I wish to start off this article by saying that I do not regret being in a sorority at all, nor do I have anything against my former sorority. It is important to me that I acknowledge that being involved in a sorority was a time in my life that brought me good things: a clean, safe home to live in and friends that I hope I will have for the rest of my life. However, as my time here went on, I felt increasingly distant from this community. My dues had become more expensive, and I was no longer interested in spending my Friday nights in sweaty basements packed wall-to-wall with people –– perhaps my frontal lobe is developing. But, most importantly, I found it difficult to reconcile the deplorable behavior the Greek Life community inherently promotes with my own moral integrity.
Going into college, I couldn't picture myself in a sorority. Not that I had anything against them, but it was difficult to imagine myself wearing matching shirts with a hundred other girls and lining up in front of the house door like I had seen on my Instagram. Admittedly, the scene is less intense here, but I think the influence to join a Greek organization is still rampant. I do not believe any of my friends would have abandoned me had I not joined Greek Life. However, when rush came around, and I was the only one in my friend group not pursuing a new “home,” I felt an urgency to do the thing everyone else seemed to be so excited about.
Recruitment came and went with much anxiety. My friend group remained close, but was reshuffled so that everyone fell into supposed “natural” social stratospheres. I was having fun with my new friends, but in the back of my mind, I was aware that I had been sorted into a house based on a 20-minute conversation, an estimate of how wealthy I was based on my clothing and personal anecdotes and how physically appealing I would be deemed by men in fraternities after recruitment. It was a troubling thought to me then, even as I began to form these wonderful friendships and meet so many new people.

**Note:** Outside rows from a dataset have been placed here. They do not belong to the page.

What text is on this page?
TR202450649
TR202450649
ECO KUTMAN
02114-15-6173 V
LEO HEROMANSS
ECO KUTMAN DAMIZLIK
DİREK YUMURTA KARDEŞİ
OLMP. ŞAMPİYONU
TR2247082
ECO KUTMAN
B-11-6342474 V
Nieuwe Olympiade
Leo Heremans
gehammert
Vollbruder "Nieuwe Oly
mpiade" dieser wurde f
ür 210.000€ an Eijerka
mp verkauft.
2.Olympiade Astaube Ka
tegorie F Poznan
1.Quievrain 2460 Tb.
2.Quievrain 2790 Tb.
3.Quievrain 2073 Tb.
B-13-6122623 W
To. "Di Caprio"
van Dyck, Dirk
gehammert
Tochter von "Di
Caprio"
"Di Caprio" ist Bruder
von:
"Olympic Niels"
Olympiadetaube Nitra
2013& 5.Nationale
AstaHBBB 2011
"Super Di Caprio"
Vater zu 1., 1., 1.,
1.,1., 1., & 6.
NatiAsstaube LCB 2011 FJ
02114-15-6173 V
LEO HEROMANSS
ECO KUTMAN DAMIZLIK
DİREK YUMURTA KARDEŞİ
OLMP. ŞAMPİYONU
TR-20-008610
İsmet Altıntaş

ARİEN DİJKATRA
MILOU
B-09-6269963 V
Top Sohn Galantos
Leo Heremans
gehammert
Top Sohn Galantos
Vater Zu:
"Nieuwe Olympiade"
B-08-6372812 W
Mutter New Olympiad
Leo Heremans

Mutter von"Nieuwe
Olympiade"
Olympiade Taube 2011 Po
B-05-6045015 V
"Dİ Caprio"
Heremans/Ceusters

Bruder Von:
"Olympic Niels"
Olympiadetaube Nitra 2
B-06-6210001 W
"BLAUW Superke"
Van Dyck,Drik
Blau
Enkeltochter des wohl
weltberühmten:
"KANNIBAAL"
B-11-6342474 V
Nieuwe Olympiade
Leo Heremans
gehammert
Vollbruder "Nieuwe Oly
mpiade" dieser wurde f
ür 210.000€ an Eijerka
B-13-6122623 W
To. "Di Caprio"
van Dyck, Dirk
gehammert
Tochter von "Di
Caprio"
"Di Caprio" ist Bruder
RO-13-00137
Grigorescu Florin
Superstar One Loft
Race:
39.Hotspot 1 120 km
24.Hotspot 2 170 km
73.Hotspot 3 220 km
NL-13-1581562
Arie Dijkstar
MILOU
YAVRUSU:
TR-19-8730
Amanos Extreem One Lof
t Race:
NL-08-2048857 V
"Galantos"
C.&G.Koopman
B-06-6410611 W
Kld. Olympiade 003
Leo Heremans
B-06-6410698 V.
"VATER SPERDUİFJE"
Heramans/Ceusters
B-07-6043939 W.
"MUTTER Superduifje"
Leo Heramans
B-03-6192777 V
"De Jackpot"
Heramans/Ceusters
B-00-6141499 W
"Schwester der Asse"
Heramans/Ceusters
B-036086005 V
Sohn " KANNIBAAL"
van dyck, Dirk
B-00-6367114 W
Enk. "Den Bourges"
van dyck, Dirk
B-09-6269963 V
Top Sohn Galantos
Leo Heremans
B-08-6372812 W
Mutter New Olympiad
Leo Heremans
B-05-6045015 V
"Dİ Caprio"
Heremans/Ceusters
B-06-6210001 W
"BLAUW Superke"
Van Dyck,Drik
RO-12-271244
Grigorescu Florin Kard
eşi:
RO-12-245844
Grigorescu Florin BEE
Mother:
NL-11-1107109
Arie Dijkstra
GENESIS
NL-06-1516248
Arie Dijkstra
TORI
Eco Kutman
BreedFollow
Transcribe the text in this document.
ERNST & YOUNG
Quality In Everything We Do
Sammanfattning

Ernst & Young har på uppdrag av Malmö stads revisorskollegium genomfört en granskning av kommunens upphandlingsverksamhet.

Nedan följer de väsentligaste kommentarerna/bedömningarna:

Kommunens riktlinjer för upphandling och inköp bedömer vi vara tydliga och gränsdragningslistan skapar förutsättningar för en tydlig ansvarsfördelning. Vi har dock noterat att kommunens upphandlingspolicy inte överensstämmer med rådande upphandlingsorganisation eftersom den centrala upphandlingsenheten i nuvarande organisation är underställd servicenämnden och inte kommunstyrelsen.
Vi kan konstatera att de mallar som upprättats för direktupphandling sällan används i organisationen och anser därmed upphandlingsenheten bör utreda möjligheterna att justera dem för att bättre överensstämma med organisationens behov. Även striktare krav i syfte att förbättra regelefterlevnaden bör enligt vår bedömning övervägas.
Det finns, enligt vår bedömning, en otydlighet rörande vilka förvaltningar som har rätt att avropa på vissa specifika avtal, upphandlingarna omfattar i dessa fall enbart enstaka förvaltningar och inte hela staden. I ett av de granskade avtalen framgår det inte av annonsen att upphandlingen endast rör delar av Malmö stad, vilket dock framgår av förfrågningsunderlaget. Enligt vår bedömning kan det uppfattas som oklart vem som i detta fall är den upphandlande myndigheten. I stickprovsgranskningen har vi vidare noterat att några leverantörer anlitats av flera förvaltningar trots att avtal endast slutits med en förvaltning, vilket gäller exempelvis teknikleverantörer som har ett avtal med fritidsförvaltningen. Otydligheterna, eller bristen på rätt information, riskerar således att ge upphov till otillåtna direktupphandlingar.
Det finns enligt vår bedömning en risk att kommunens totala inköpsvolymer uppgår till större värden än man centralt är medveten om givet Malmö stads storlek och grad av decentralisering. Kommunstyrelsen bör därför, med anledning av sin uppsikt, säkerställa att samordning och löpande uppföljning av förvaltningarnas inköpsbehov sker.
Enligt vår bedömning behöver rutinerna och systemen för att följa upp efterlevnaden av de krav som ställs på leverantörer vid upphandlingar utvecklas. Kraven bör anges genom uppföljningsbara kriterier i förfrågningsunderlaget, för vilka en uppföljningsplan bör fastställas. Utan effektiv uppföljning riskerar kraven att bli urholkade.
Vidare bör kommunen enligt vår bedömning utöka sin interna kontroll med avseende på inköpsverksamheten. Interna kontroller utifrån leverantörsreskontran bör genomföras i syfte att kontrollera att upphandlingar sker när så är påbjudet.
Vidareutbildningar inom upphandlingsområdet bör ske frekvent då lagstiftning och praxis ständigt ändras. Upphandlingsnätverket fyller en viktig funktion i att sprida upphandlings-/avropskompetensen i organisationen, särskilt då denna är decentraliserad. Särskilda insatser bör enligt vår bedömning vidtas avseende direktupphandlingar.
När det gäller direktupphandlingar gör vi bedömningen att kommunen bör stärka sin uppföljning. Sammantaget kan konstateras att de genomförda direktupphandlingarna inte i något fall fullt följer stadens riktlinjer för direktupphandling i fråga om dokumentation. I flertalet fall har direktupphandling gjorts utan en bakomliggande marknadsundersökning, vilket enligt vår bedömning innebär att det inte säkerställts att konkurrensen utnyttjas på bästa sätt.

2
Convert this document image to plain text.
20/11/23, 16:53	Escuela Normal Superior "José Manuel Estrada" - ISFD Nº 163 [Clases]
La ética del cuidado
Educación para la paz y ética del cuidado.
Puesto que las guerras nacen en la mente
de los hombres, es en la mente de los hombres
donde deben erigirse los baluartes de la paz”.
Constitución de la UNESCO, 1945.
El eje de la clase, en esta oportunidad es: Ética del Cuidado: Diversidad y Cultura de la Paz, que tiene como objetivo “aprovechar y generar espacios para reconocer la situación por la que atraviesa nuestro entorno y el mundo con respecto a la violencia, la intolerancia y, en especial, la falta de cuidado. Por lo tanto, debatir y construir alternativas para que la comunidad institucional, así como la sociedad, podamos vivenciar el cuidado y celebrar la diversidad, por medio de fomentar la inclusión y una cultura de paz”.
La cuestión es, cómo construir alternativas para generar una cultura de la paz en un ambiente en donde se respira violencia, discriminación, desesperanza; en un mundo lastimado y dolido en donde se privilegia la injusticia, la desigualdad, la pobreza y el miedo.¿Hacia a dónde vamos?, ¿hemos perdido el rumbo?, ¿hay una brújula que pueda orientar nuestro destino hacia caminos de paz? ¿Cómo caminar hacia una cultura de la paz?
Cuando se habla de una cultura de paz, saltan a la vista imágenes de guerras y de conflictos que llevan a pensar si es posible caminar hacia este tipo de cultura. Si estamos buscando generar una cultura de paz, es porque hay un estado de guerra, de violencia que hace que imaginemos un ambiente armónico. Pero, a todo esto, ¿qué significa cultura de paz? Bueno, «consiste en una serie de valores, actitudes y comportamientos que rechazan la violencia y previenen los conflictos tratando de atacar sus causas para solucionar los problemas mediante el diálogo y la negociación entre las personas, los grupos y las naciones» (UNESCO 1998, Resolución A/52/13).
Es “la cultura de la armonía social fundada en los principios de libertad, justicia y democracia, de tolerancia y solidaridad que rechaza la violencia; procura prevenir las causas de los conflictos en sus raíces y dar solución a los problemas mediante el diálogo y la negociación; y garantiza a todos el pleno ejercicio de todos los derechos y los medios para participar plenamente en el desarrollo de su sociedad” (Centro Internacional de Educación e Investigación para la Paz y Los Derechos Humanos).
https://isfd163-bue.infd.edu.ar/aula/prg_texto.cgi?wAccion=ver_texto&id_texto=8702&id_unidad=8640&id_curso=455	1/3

How had I let myself get sucked into this system that a younger version of myself would have despised? How could it have only taken a few months for me to abandon my core values of feminism and inclusion for social acceptance? In the back of my mind, I knew this was not a decision I could take pride in, but I worried if I voiced that concern, I would experience something worse than self-loathing: social isolation.
If the seeds of doubt were, at best, only just beginning to sprout at first, they slowly grew into densely packed weeds last semester. To say the crime committed at the Chi Phi house was sickening would be an understatement. However, what continued to turn my stomach was the lack of meaningful response from my sorority or any Greek Life organization on campus beyond the cancellation of a weekend’s worth of social events. For a community supposedly dedicated to camaraderie and philanthropy, it was jarring to see no public condemnation of the fraternity or the men responsible for what happened. I was especially surprised to see this from my own sorority, whose espoused philanthropy is raising awareness for survivors of domestic abuse and sexual assault.
I was puzzled for many weeks by the lack of response. I urged the leadership in my sorority to say something, thinking I had the opportunity to change the system from within. I would soon learn that my thinking was flawed. I came to understand that in a system where women are sorted into tiers based, at least in part, on their appeal to men, part of that appeal is putting up with egregious conduct and shutting up when acts of violence are committed against them and their peers. The choice to not remain a member of my sorority was a no-brainer to me after this realization –– one I wish I had made my freshman year.
I write this not to shame anyone who remains in the Greek Life community. It would be extremely hypocritical of me to do so, as I was a member just a few months ago. I do write to urge my peers involved in Greek life to reconsider their membership. It might be the case that, like me, you felt pressure to hastily join Greek Life to make friends early on in your college career. It is likely the case that, if you are in a sorority or fraternity, you really love the friends you made as a result of your decision to join your organization. I can guarantee you that if you have made true lifelong friends, they will continue to be your friends, even if you leave your organization. You will still go to parties. You will be happy, you will still meet new people, you will join clubs. I know now that this is true. So, I will leave you with only one question: is being part of this system something you can be proud of? For me, the answer was no. I hope my life after Greek Life serves as an example for those who have chosen the same answer to that question.